K-Nearest Neighbors (KNN) is a non-linear, distance based model capable of solving both regression and classification tasks.

*   Looks at K closest samples to make a prediction
*   Up to us to determine K (hyperparameter)



![img](https://docs.google.com/uc?export=download&id=1zPhJFC1Y4rUcHIRbhyAWRs3I8924Pp-_)

![img](https://docs.google.com/uc?export=download&id=1tJgdoNwaZ8IzhyUNUQtyUSry5L3SvUFr)

![img](https://docs.google.com/uc?export=download&id=1XdHcWnahZQKEaa9w7SUGVvYPG3wjUGkd)

![img](https://docs.google.com/uc?export=download&id=1MOWK38ksmco27lv95UEEV8Ynk23WUIKC)

![img](https://docs.google.com/uc?export=download&id=1-fkfQ4OHTX2fjfdWxZz_Z7i6V9fjp13b)

![img](https://docs.google.com/uc?export=download&id=1wEKxO0BZ_-ZQpb2V7qfUsFCg_AiFCUyd)

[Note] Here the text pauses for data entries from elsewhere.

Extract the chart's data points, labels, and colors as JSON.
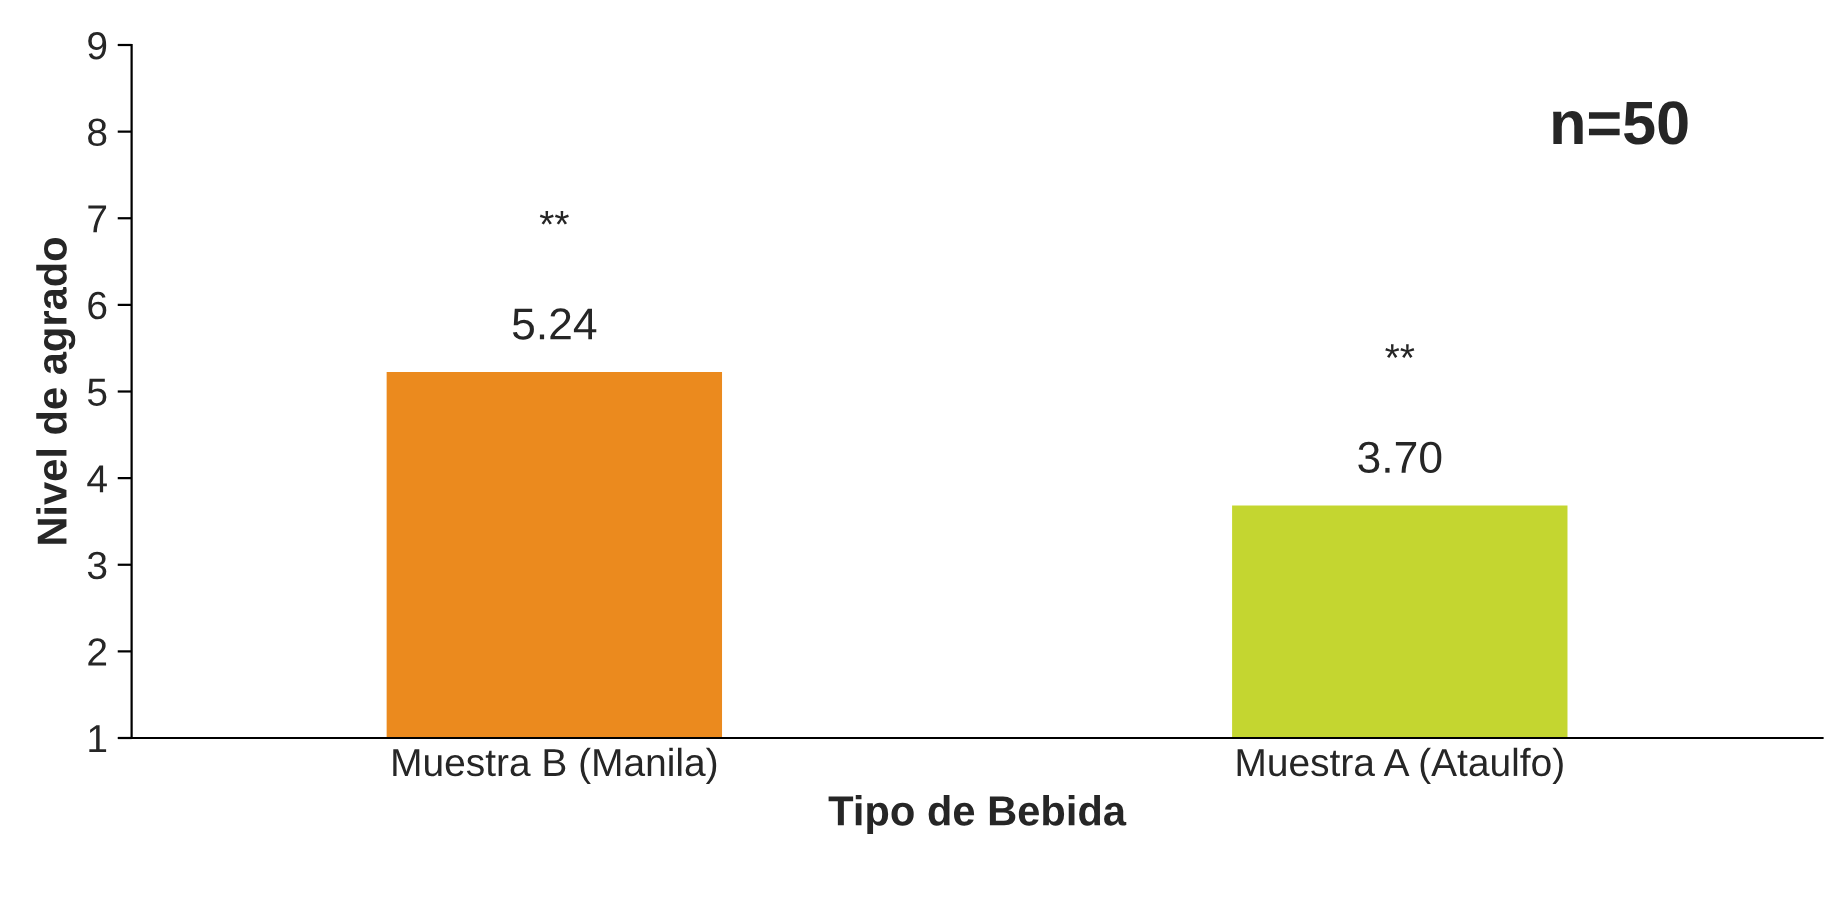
{
  "chart_data": {
    "type": "bar",
    "xlabel": "Tipo de Bebida",
    "ylabel": "Nivel de agrado",
    "categories": [
      "Muestra B (Manila)",
      "Muestra A (Ataulfo)"
    ],
    "values": [
      5.24,
      3.7
    ],
    "colors": [
      "#eb8a1e",
      "#c4d630"
    ],
    "value_labels": [
      "5.24",
      "3.70"
    ],
    "ylim": [
      1,
      9
    ],
    "yticks": [
      1,
      2,
      3,
      4,
      5,
      6,
      7,
      8,
      9
    ],
    "grid": false,
    "legend": false,
    "annotations": [
      "**",
      "**",
      "n=50"
    ]
  }
}
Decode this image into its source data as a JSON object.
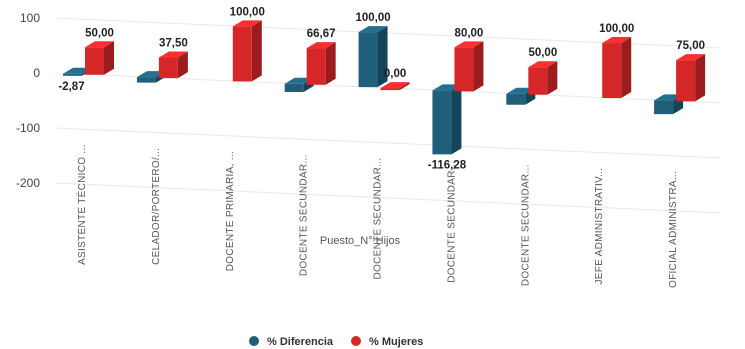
{
  "chart_data": {
    "type": "bar",
    "title": "",
    "xlabel": "Puesto_N° Hijos",
    "ylabel": "",
    "ylim": [
      -200,
      200
    ],
    "yticks": [
      200,
      100,
      0,
      -100,
      -200
    ],
    "grid": false,
    "legend_position": "bottom",
    "categories": [
      "ASISTENTE TÉCNICO ...",
      "CELADOR/PORTERO/...",
      "DOCENTE PRIMARIA, ...",
      "DOCENTE SECUNDAR...",
      "DOCENTE SECUNDAR...",
      "DOCENTE SECUNDAR...",
      "DOCENTE SECUNDAR...",
      "JEFE ADMINISTRATIV...",
      "OFICIAL ADMINISTRA..."
    ],
    "series": [
      {
        "name": "% Diferencia",
        "color": "#1f5f7a",
        "values": [
          -2.87,
          -10,
          null,
          -15,
          100,
          -116.28,
          -20,
          null,
          -25
        ],
        "labels": [
          "-2,87",
          "",
          "",
          "",
          "100,00",
          "-116,28",
          "",
          "",
          ""
        ]
      },
      {
        "name": "% Mujeres",
        "color": "#d62728",
        "values": [
          50,
          37.5,
          100,
          66.67,
          0,
          80,
          50,
          100,
          75
        ],
        "labels": [
          "50,00",
          "37,50",
          "100,00",
          "66,67",
          "0,00",
          "80,00",
          "50,00",
          "100,00",
          "75,00"
        ]
      }
    ]
  }
}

Let's first run a regression with our unscaled variables:

In [None]:
from sklearn.neighbors import KNeighborsRegressor

knn = KNeighborsRegressor()

knn.fit(X_train, y_train)

knn.score(X_test, y_test)

Now let's run one with our scaled variables to see the difference in performance

In [None]:
knn.fit(X_train_scaled, y_train)

X_test_scaled = scaler.transform(X_test)

knn.score(X_test_scaled, y_test)

The score was already quite high for our initial model but you do see a clear increase by doing the scaling. Since most models are based on some kind of distance.. scaling will help to improve the performance of those models.